Jamis racer to start fourth major MTB stage race of the year
Blake Harlan is in Costa Rica to race his first-ever La Ruta de los Conquistadores. The Team Jamis racer is wrapping up a full season of racing, including three other mountain bike stage races. He'll start La Ruta on Wednesday morning with over 200 other competitors.
"I've heard so many stories about this race," said the 23-year-old Harlan to Cyclingnews. "I'll try to race hard and come out of each day with a good story."
Harlan had thought he would race the Brasil Ride mountain bike stage race ongoing presently, but after visa problems, the American changed his plans to come to Costa Rica instead for what is his first visit to the Central American nation.
"I've been to Mexico, Belize and Honduras, but I've never been this far south," he said.
Harlan, who is relatively young compared to most mountain bike stage racers, also raced the Trans-Sylvania Epic, the Breck Epic and the BC Bike Race this year.
"I got my pro upgrade, and I was unmotivated to go to the Pro XCTs and get waxed every day," said Harlan of the motives behind his focus on stage racing. "You get a lot more out of these races, too. If you have a bad day, you still have a couple of more days to go. I've learned so much doing stage racing."
In fact, the young rider is still learning the ropes of racing day after day off road and is determined not to repeat previous errors. "I made the same mistake in each of the three stage races this year. I always do something stupid the first day and then pay for it."
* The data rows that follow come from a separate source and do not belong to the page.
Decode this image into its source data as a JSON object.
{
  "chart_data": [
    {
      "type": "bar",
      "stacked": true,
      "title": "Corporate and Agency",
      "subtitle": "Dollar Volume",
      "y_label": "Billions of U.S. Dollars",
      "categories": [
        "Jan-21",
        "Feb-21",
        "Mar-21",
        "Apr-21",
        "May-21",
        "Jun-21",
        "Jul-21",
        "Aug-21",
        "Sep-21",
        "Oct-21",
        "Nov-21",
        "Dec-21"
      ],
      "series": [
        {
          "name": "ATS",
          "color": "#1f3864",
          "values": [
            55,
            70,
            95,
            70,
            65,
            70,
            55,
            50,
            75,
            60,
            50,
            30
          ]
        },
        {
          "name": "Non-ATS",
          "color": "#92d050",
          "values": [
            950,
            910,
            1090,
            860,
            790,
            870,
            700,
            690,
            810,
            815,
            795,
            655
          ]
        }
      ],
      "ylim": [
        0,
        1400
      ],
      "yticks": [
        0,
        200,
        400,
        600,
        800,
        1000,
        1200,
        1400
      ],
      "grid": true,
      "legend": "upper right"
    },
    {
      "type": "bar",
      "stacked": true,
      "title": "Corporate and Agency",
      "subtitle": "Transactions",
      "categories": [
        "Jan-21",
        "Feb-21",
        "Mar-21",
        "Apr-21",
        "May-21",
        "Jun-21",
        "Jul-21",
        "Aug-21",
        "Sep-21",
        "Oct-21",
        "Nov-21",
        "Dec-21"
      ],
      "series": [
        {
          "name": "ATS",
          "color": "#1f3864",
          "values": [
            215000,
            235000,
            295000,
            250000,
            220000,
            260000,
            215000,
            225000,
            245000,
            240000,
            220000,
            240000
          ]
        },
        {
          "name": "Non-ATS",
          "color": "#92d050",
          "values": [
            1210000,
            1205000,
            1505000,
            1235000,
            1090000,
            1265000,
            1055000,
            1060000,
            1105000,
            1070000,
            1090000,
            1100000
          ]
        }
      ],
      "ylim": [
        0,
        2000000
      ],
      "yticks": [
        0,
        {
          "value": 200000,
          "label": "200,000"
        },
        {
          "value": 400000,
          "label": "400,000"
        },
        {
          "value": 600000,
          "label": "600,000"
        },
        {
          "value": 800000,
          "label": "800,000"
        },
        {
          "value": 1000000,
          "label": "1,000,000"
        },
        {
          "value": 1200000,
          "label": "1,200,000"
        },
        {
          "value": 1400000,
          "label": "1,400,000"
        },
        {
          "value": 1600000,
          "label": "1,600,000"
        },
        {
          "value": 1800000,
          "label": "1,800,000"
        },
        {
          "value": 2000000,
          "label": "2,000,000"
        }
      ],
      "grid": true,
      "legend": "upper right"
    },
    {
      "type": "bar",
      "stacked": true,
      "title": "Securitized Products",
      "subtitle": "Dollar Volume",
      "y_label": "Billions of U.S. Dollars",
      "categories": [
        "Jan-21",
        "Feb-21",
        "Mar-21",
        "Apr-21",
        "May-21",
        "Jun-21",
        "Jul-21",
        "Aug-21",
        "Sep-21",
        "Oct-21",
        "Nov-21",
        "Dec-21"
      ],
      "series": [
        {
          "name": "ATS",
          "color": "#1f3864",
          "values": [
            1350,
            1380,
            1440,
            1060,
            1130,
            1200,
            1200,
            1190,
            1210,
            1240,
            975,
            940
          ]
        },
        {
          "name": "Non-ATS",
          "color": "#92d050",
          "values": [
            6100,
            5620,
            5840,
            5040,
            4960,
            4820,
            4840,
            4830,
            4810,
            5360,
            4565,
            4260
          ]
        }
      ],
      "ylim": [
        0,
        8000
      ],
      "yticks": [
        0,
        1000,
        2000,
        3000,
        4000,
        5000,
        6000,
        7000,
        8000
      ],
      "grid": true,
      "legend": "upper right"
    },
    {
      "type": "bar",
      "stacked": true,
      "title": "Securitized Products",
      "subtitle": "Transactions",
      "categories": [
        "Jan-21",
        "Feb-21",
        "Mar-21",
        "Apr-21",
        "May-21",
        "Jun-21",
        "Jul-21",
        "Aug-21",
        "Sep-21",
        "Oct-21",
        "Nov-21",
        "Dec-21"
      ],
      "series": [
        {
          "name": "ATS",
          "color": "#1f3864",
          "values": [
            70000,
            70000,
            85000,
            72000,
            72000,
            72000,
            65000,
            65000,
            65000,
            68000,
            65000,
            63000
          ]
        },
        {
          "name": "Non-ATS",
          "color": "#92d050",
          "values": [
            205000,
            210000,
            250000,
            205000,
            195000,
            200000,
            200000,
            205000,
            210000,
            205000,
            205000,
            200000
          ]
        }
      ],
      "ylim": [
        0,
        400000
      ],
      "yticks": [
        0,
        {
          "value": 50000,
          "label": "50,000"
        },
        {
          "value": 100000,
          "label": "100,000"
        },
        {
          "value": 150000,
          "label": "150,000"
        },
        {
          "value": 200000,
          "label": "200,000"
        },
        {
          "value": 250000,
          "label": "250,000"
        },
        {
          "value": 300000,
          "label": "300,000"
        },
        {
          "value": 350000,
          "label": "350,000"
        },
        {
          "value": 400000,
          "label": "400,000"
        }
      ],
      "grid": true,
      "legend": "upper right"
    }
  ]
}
He also gave some insight into his La Ruta race strategy which is something along the lines of when in Costa Rica do as the Costa Ricans. Local knowledge of the extremely rugged and usually muddy and steep terrain plays a major role in La Ruta, and among the men, a Costa Rican typically wins.
"I'm hoping to follow a bunch of Costa Ricans," he said. "If they get off their bikes for whatever reason, I'll get off my bike. If they get off the railroad tracks, I will, too. If they duck into the trees, maybe I'll go duck into the trees with them."